I have a true underlying model of ax+by+some error=z a,b,x,y,z are real numbers. (x and y are constrained to be between 0 and 1000) My data set is a set of ([x,y], z). x an y are my features, z is my label. My data is randomly distributed.
Now I want to estimate a and b. So I start with a random a and b and do SGD. My error is the average of the squares of the error.

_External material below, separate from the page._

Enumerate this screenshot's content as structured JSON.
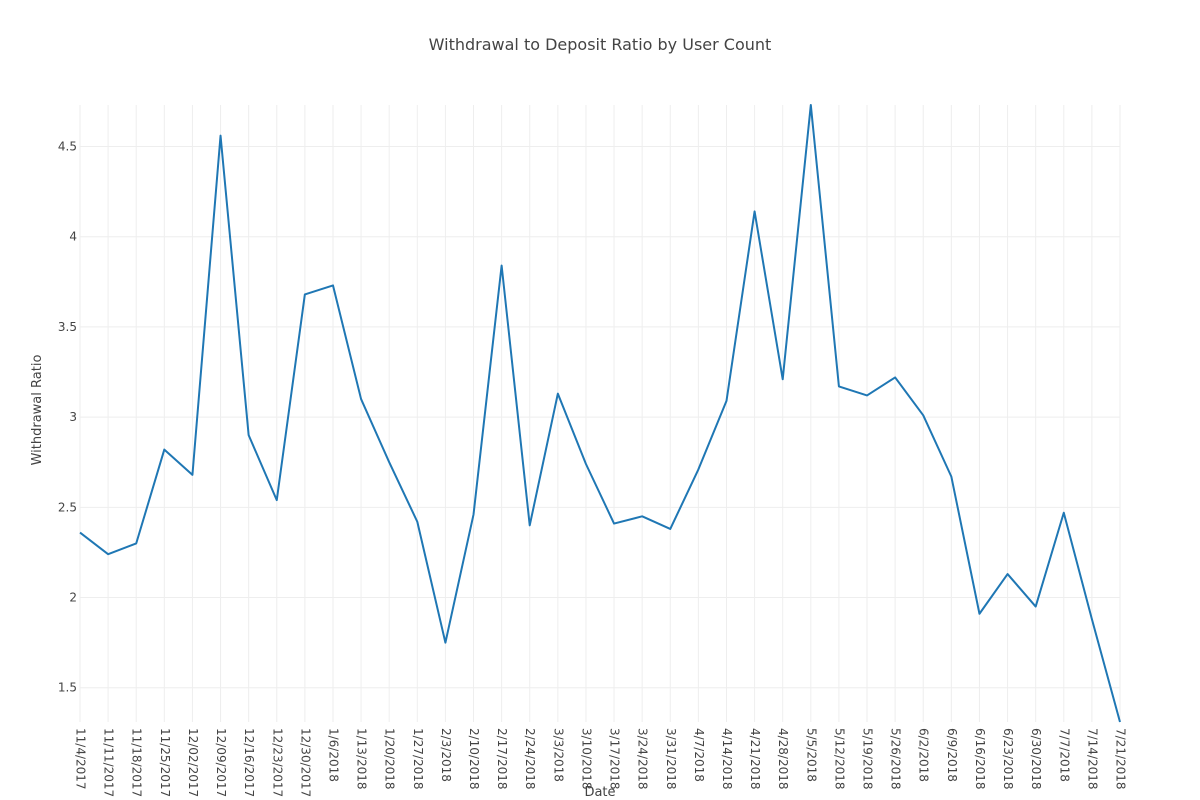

The algorithm looks like this:
- randomly pick a or b.
- randomly choose to increment or decrement by step size
- calculate new error
- if new error > old error, undo
- otherwise, new error = old error
- do it again
So, if I calculate the error over the whole dataset, no problem. But if I try to compute the error over a subset of the data set, it doesnt work and here is why: as x and y grow, so does the error since the error is:
((a-a')x + (b-b')y)2
And so if on iteration 1 I calculate errors over a subset with small xs and ys and in iteration 2 the xs and yx in the subset I pick are big, the error of the second iteration will be higher regardless of whether I stepped in the right direction or not.
So how do I solve this? Is square the wrong loss function? Wont this problem come up with any loss function? Should I pick a single subset of the dataset to calc error on instead of picking a new one each time? Isnt there a risk of bias? Any other comments?